The announcement of a ceasefire by the Gaddafi regime yesterday was an early hopeful sign, promising success even before a single jet had left the runway. But Gaddafi, with his back to the wall, is perfectly capable of breaching that ceasefire. And there were indications last night that he already had. Alternatively the wily Libyan tyrant might simply choose to dig in, inviting the rebels to try to dislodge him. Then he could argue that the use of force against the opposition would be self-defence, rather than aggression, and thus not in breach of the resolution.

That is where things get difficult. Nothing in the UN resolution authorises regime change. The mandate is purely protective. If the opposition fails to secure outright victory, there is a very real danger that the outside world will have fostered the creation of a divided Libya. And we could then find ourselves embroiled in a protracted civil war.

There is also the likelihood of innocent casualties if our planes are called into action. We should know by now that aerial bombing is never as accurate as the military chiefs like to pretend. During the Kosovo conflict, Nato planes accidentally bombed a convoy of Albanian refugees and also the Chinese embassy in Belgrade. Similar disasters now could see Arab opinion turn very quickly against the intervention.

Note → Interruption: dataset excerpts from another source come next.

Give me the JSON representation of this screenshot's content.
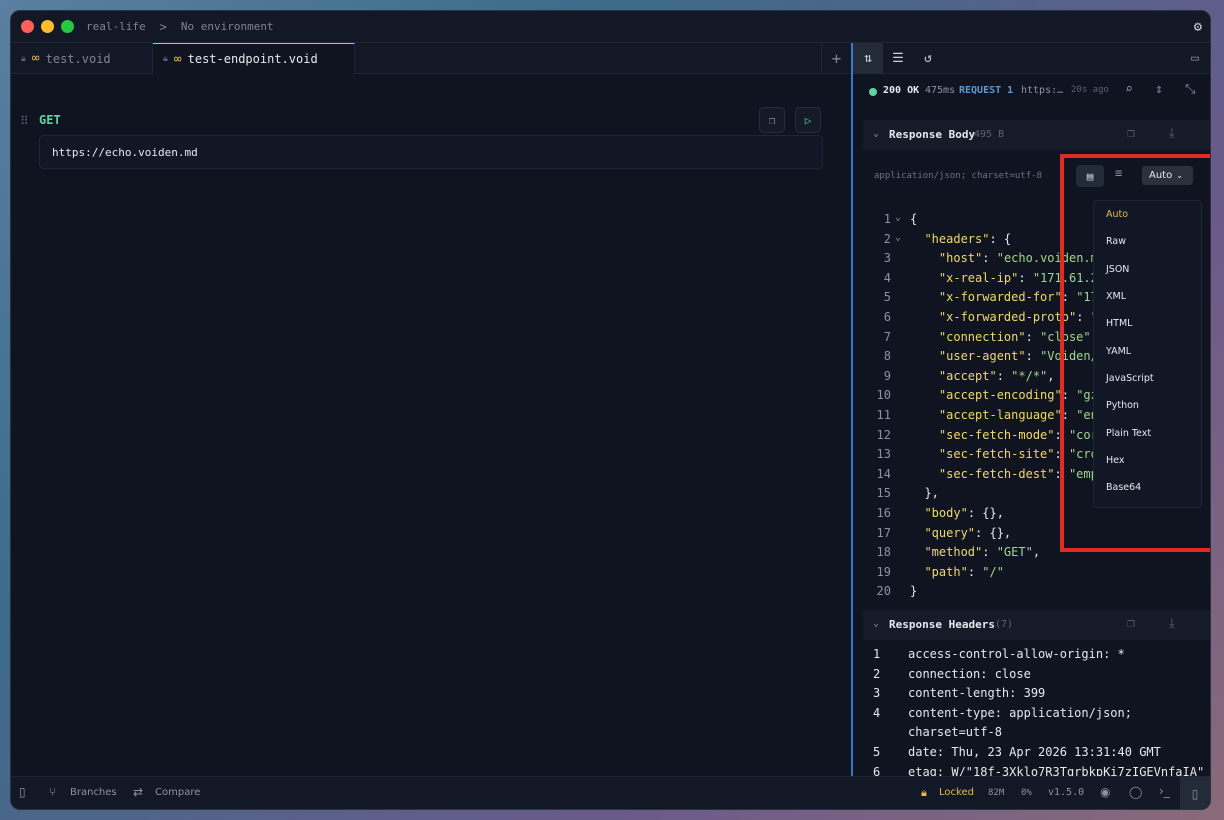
{
  "titlebar": {
    "project": "real-life",
    "separator": ">",
    "environment": "No environment",
    "settings_icon": "gear-icon"
  },
  "tabs": [
    {
      "label": "test.void",
      "active": false
    },
    {
      "label": "test-endpoint.void",
      "active": true
    }
  ],
  "tab_add_label": "+",
  "editor": {
    "method": "GET",
    "url": "https://echo.voiden.md"
  },
  "right_toolbar": {
    "icons": [
      "sort-icon",
      "list-icon",
      "history-icon",
      "panel-icon"
    ]
  },
  "status": {
    "code": "200 OK",
    "time": "475ms",
    "request": "REQUEST 1",
    "url": "https:…",
    "ago": "20s ago"
  },
  "response_body": {
    "title": "Response Body",
    "size": "495 B",
    "content_type": "application/json; charset=utf-8",
    "format_selected": "Auto"
  },
  "format_options": [
    "Auto",
    "Raw",
    "JSON",
    "XML",
    "HTML",
    "YAML",
    "JavaScript",
    "Python",
    "Plain Text",
    "Hex",
    "Base64"
  ],
  "body_lines": [
    {
      "n": "1",
      "fold": "⌄",
      "text": "{"
    },
    {
      "n": "2",
      "fold": "⌄",
      "text": "  \"headers\": {"
    },
    {
      "n": "3",
      "fold": "",
      "text": "    \"host\": \"echo.voiden.md\","
    },
    {
      "n": "4",
      "fold": "",
      "text": "    \"x-real-ip\": \"171.61.24"
    },
    {
      "n": "5",
      "fold": "",
      "text": "    \"x-forwarded-for\": \"171"
    },
    {
      "n": "6",
      "fold": "",
      "text": "    \"x-forwarded-proto\": \"h"
    },
    {
      "n": "7",
      "fold": "",
      "text": "    \"connection\": \"close\","
    },
    {
      "n": "8",
      "fold": "",
      "text": "    \"user-agent\": \"Voiden/1"
    },
    {
      "n": "9",
      "fold": "",
      "text": "    \"accept\": \"*/*\","
    },
    {
      "n": "10",
      "fold": "",
      "text": "    \"accept-encoding\": \"gzi"
    },
    {
      "n": "11",
      "fold": "",
      "text": "    \"accept-language\": \"en-"
    },
    {
      "n": "12",
      "fold": "",
      "text": "    \"sec-fetch-mode\": \"cors"
    },
    {
      "n": "13",
      "fold": "",
      "text": "    \"sec-fetch-site\": \"cros"
    },
    {
      "n": "14",
      "fold": "",
      "text": "    \"sec-fetch-dest\": \"empt"
    },
    {
      "n": "15",
      "fold": "",
      "text": "  },"
    },
    {
      "n": "16",
      "fold": "",
      "text": "  \"body\": {},"
    },
    {
      "n": "17",
      "fold": "",
      "text": "  \"query\": {},"
    },
    {
      "n": "18",
      "fold": "",
      "text": "  \"method\": \"GET\","
    },
    {
      "n": "19",
      "fold": "",
      "text": "  \"path\": \"/\""
    },
    {
      "n": "20",
      "fold": "",
      "text": "}"
    }
  ],
  "response_headers": {
    "title": "Response Headers",
    "count": "(7)",
    "lines": [
      {
        "n": "1",
        "text": "access-control-allow-origin: *"
      },
      {
        "n": "2",
        "text": "connection: close"
      },
      {
        "n": "3",
        "text": "content-length: 399"
      },
      {
        "n": "4",
        "text": "content-type: application/json;"
      },
      {
        "n": "",
        "text": "charset=utf-8"
      },
      {
        "n": "5",
        "text": "date: Thu, 23 Apr 2026 13:31:40 GMT"
      },
      {
        "n": "6",
        "text": "etag: W/\"18f-3Xklo7R3TgrbkpKi7zIGEVnfaIA\""
      }
    ]
  },
  "bottombar": {
    "branches": "Branches",
    "compare": "Compare",
    "locked": "Locked",
    "memory": "82M",
    "cpu": "0%",
    "version": "v1.5.0"
  },
  "colors": {
    "accent": "#e5b94e",
    "success": "#5fd3a0",
    "highlight": "#e22b22",
    "link": "#3a78c8"
  }
}
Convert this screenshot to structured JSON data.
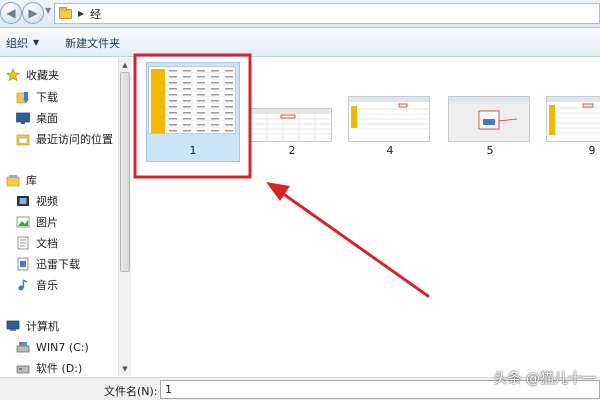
{
  "address": {
    "path_segment": "经"
  },
  "toolbar": {
    "organize_label": "组织",
    "new_folder_label": "新建文件夹"
  },
  "sidebar": {
    "favorites": {
      "label": "收藏夹",
      "items": [
        {
          "label": "下载",
          "icon": "download-folder-icon"
        },
        {
          "label": "桌面",
          "icon": "desktop-icon"
        },
        {
          "label": "最近访问的位置",
          "icon": "recent-places-icon"
        }
      ]
    },
    "libraries": {
      "label": "库",
      "items": [
        {
          "label": "视频",
          "icon": "video-icon"
        },
        {
          "label": "图片",
          "icon": "picture-icon"
        },
        {
          "label": "文档",
          "icon": "document-icon"
        },
        {
          "label": "迅雷下载",
          "icon": "thunder-download-icon"
        },
        {
          "label": "音乐",
          "icon": "music-icon"
        }
      ]
    },
    "computer": {
      "label": "计算机",
      "items": [
        {
          "label": "WIN7 (C:)",
          "icon": "drive-icon"
        },
        {
          "label": "软件 (D:)",
          "icon": "drive-icon"
        }
      ]
    }
  },
  "files": [
    {
      "name": "1",
      "selected": true
    },
    {
      "name": "2",
      "selected": false
    },
    {
      "name": "4",
      "selected": false
    },
    {
      "name": "5",
      "selected": false
    },
    {
      "name": "9",
      "selected": false
    }
  ],
  "file_name_field": {
    "label": "文件名(N):",
    "value": "1"
  },
  "watermark": "头条 @猫儿十一",
  "colors": {
    "highlight_red": "#d9232a",
    "selection_blue": "#cce4f7",
    "spreadsheet_yellow": "#f2b705"
  }
}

Further, this action could open up the West to the accusation of double standards. If the opposition in Libya does prevail, it could give a second wind to the uprising across the Arab world. Suppression of protests in Bahrain, Yemen and Saudi Arabia continue. In the Yemeni capital, Sanaa, yesterday, some 40 protesters were shot by snipers from roof tops (although the government denied these were state forces). The regime in Bahrain this week brutally cleared opposition demonstrators from their base on Pearl Square in Manama.

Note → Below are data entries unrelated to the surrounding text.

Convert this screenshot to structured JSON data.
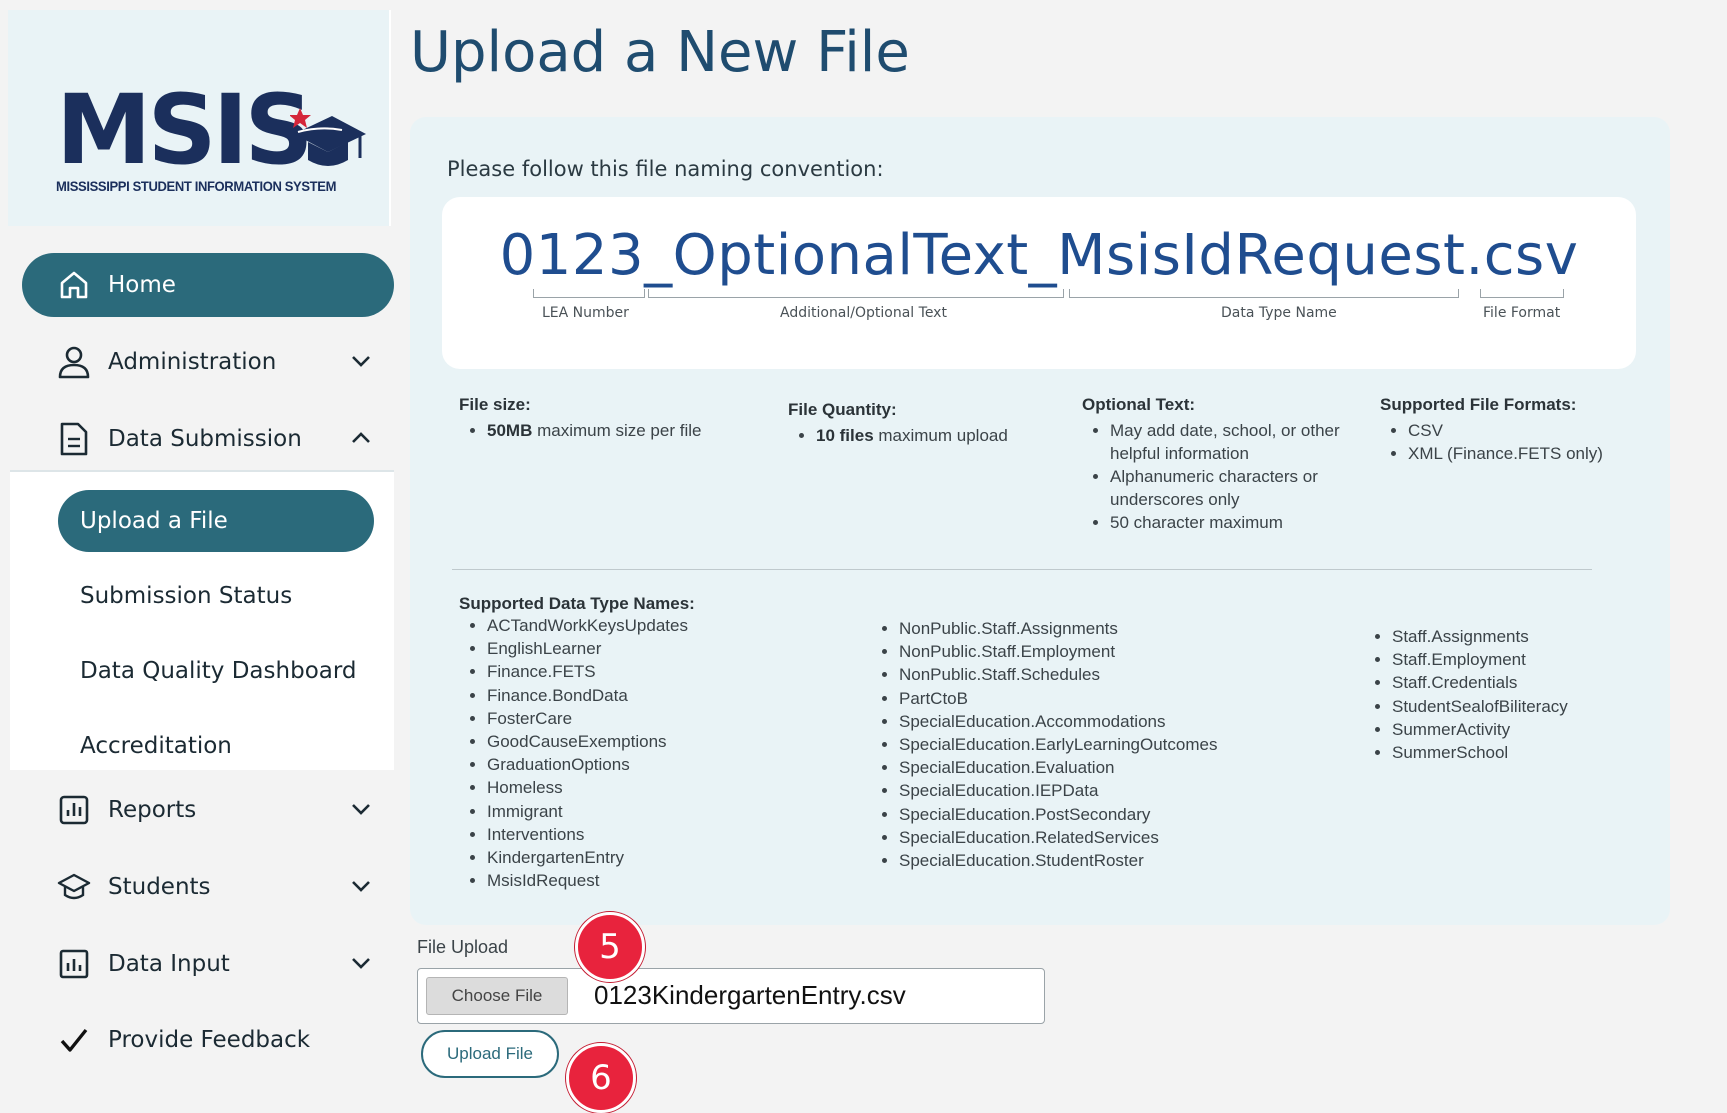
{
  "logo": {
    "text": "MSIS",
    "subtitle": "MISSISSIPPI STUDENT INFORMATION SYSTEM"
  },
  "sidebar": {
    "home": "Home",
    "administration": "Administration",
    "data_submission": "Data Submission",
    "sub_items": [
      "Upload a File",
      "Submission Status",
      "Data Quality Dashboard",
      "Accreditation"
    ],
    "reports": "Reports",
    "students": "Students",
    "data_input": "Data Input",
    "feedback": "Provide Feedback"
  },
  "main": {
    "title": "Upload a New File",
    "convention_label": "Please follow this file naming convention:",
    "filename_example": "0123_OptionalText_MsisIdRequest.csv",
    "segments": [
      "LEA Number",
      "Additional/Optional Text",
      "Data Type Name",
      "File Format"
    ],
    "file_size": {
      "heading": "File size:",
      "bold": "50MB",
      "rest": " maximum size per file"
    },
    "file_quantity": {
      "heading": "File Quantity:",
      "bold": "10 files",
      "rest": " maximum upload"
    },
    "optional_text": {
      "heading": "Optional Text:",
      "items": [
        "May add date, school, or other helpful information",
        "Alphanumeric characters or underscores only",
        "50 character maximum"
      ]
    },
    "formats": {
      "heading": "Supported File Formats:",
      "items": [
        "CSV",
        "XML (Finance.FETS only)"
      ]
    },
    "data_types_heading": "Supported Data Type Names:",
    "data_types_col1": [
      "ACTandWorkKeysUpdates",
      "EnglishLearner",
      "Finance.FETS",
      "Finance.BondData",
      "FosterCare",
      "GoodCauseExemptions",
      "GraduationOptions",
      "Homeless",
      "Immigrant",
      "Interventions",
      "KindergartenEntry",
      "MsisIdRequest"
    ],
    "data_types_col2": [
      "NonPublic.Staff.Assignments",
      "NonPublic.Staff.Employment",
      "NonPublic.Staff.Schedules",
      "PartCtoB",
      "SpecialEducation.Accommodations",
      "SpecialEducation.EarlyLearningOutcomes",
      "SpecialEducation.Evaluation",
      "SpecialEducation.IEPData",
      "SpecialEducation.PostSecondary",
      "SpecialEducation.RelatedServices",
      "SpecialEducation.StudentRoster"
    ],
    "data_types_col3": [
      "Staff.Assignments",
      "Staff.Employment",
      "Staff.Credentials",
      "StudentSealofBiliteracy",
      "SummerActivity",
      "SummerSchool"
    ]
  },
  "upload": {
    "label": "File Upload",
    "choose_label": "Choose File",
    "selected_file": "0123KindergartenEntry.csv",
    "button": "Upload File"
  },
  "badges": [
    "5",
    "6"
  ],
  "colors": {
    "primary": "#2b6a7b",
    "title": "#1f4c6f",
    "panel": "#e9f3f6",
    "badge": "#e8233d"
  }
}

Will our governments press for intervention in these nations, all strategically important allies, to protect democratic protesters too? The Arab League's call for action against Gaddafi helped to prompt the UN to act over Libya. But that organisation is highly unlikely to demand action against some of its most influential members in the Gulf.

The international community has managed to come together over Libya in a way that, even a few days ago, seemed impossible. The adventurism of Bush and Blair in 2003 looked as if it had buried the principle of humanitarian intervention for a generation. It has returned sooner than anyone believed possible. Given the slaughter that might have happened in Benghazi without the resolution, that must be welcomed. But if humanitarian intervention is to be rehabilitated, it needs to be applied with great care. The test for this newfound unity of nations in the face of a brutal tyrant is only beginning.